The EVEN GREATER DEPRESSION.

       The year is 2016 and we've been in the Even Greater Depression for thirty six months now and counting. Next month we will elect a new president. It will be a momentous occasion, even though there is only one person running for the office. Joe, The Electrician, agreed to run for the office when he was the last person in America to have a job. But as soon as he agreed to run, he lost his job.
       All work is now done by volunteers. So we continue to have electricity because a group of politicians decided that if they were ever again to be able to give a speech on a lighted stage with sound, it would have to be them to restart the generators. After the great electrical fire of January 1, 2014, which followed the great restart of electricity be two hours, the people of America decided we needed individuals who knew what they were doing and why, to run the really important industries. Ever since then, politicians could be found at county courthouses around the country selling pencils out of tin cups on the entrance steps.

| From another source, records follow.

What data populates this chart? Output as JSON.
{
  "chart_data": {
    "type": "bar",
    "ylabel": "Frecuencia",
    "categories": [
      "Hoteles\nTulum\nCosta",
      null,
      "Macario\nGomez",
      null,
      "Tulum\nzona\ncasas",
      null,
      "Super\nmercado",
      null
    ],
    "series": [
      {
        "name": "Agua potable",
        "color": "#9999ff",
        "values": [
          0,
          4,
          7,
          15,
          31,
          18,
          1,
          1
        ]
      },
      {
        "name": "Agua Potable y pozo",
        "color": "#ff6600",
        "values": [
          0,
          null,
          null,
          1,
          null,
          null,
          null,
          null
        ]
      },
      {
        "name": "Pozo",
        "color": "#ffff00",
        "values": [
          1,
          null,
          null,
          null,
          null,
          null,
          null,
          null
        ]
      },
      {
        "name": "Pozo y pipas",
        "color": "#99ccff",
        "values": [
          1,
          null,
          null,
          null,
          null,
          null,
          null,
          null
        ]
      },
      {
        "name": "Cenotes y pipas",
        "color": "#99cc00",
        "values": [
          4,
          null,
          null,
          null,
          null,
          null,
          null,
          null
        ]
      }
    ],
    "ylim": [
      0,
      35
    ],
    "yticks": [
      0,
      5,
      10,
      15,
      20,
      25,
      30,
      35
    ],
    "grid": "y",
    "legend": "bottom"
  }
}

       It's been interesting to watch how different politicians proclaim their pencils as being the best pencils to do the job of writing down information of extreme importance. But even more entertaining is to listen to them explain why their competitors pencils will only get the information wrong and cause the whole country to fall into a great national disaster.

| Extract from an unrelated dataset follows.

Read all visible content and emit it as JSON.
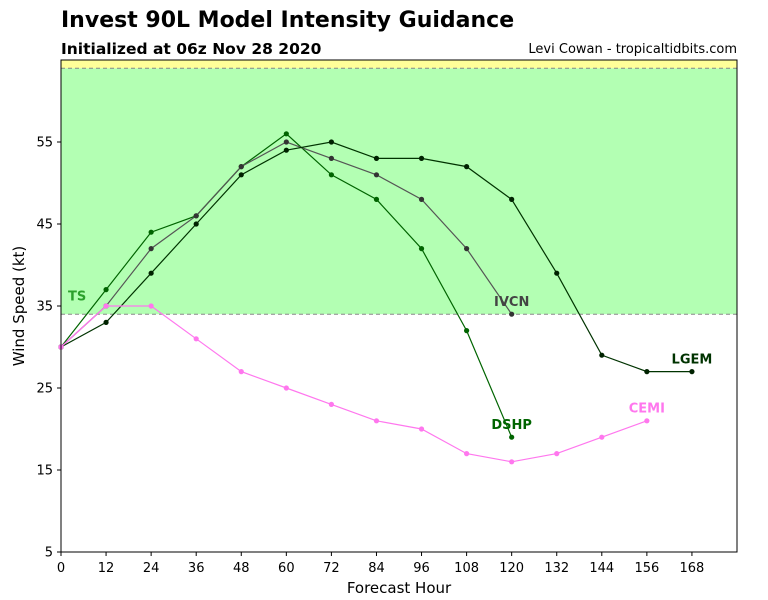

       I spoke to a gentleman just yesterday who had actually rode a camel to Washington to speak to the President and his Congressman and Senators. When he got there he was struck by the fact that these men were still sitting in their same chairs listening to a Senator read bedtime stories to the congressional staffers who had left the building three years earlier. Nobody was available to speak with my friend at the present time because of other important duties, except for one volunteer janitor. The janitor told my friend that these folks had been sitting in the same chairs so long staring at this great orator that they were no longer able to speak or hear anything. But whatever they did hear must have mesmerized them.